Jean Pov
Właśnie przekroczyliśmy próg naszego dormu. Idę w stronę naszego pokoju, podtrzymując przy tym Armina, który ledwo trzyma się na nogach. Tymczasem Eren niesie śpiącego Ackermana na rękach, ponieważ ten zasnął już z powodu przypływu nagłych emocji. Ale niech się tylko ta menda społeczna obudzi, to mnie popamięta! Nikt nie ma prawa dotykać Armina w taki sposób, a tym bardziej całować jego malinowe usta, nikt oprócz mnie! Tak było i na zawsze będzie. Przyznaję, jestem zaborczy, ale według mnie to bardzo romantyczne, ok? A poza tym, to był naprawdę dobry pomysł z tym nadajnikiem GPS. Jestem geniuszem i do tego idealnym chłopakiem dla mojego skarbka.
Chłopak?
Chłopak.
Tak, chłopak!
Musiałem przyznać, iż nie mogę żyć bez tego słodkiego blondyna, muszę go jakoś zdobyć z powrotem, nie mogę pozwolić mu odejść, zwłaszcza kiedy zrozumiałem, że Armin również może mieć kogoś innego. Nie chcę, aby ktoś sprzątnął mi go z przed nosa i przysięgam że ja Jean Kirstein wezmę to co mi się należy, czyli szczęśliwą, wspólną przyszłość z Arminem Arlertem.
Za bardzo go skrzywdziłem, za bardzo skrzywdziłem siebie, zbyt długo uciekałem przed drogą, prowadzącą do naszego szczęścia.
Jestem idiotą.
Już byliśmy przed drzwiami do naszego pokoju, gdy nagle Armin skierował kroki w stronę pomieszczenia należącego do Erena i Ackermana. Świeże powietrze mu posłużyło, poczuł się lepiej i teraz umiał już samodzielnie chodzić. Uspokoił się i chciał zająć się Levim, ponieważ nie ufał Jaegerowi. Cóż nie chciał pozostawić przyjaciela pod opieka szatyna. Kiedy już miał zamiar wparować im do pokoju, chwyciłem go za nadgarstek i pociągnąłem w stronę naszego lokum. Chłopak spojrzał na mnie zmieszany.
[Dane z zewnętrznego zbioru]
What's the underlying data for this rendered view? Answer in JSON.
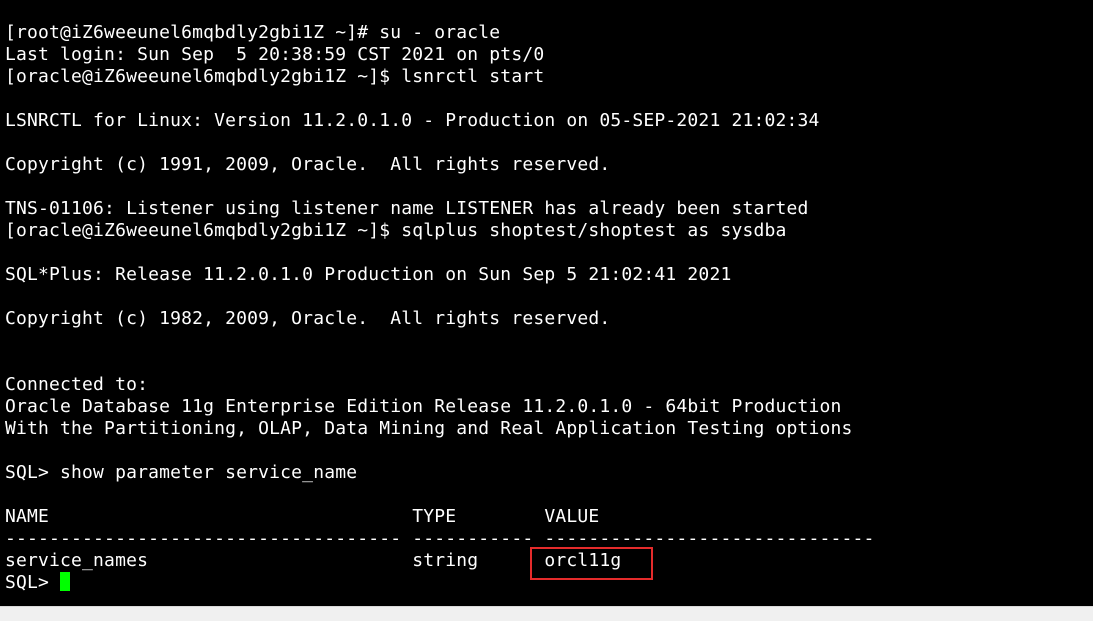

Przestałem się zastanawiać nad wszystkim i wziąłem jego twarz w dłonie, niedługo potem nasze usta były już połączone. Chłopak odwzajemnił pocałunek niepewnie, chwilę później odepchnął mnie od siebie.
Oboje patrzyliśmy sobie głęboko w oczy. Najpierw na buźce blondyna zostało wymalowane zaskoczenie, ale nie na długo rysy jego twarzy szybko się zmieniły w coś zupełnie innego, pewnego, dominującego?
Tym razem to Armin objął swoimi dłońmi moje policzki, szybkim gestem przyciągając mnie do siebie, sekundę później jego usta przyległy do moich, zatopione w słodkim pocałunku.
CZYTASZ
International Playboy wersja ERERI
Fanfiction''A oto, mój drogi Levi, twój nowy współlokator, Eren Jaeger.'' Nieznajomy chłopak spojrzał na mnie. Jego wzrok przeszywał moją sylwetkę na wylot i przyznam szczerze, że powoli ogarniało mnie bardzo nieprzyjemne uczucie. Nie wiem dlaczego, ale jeg...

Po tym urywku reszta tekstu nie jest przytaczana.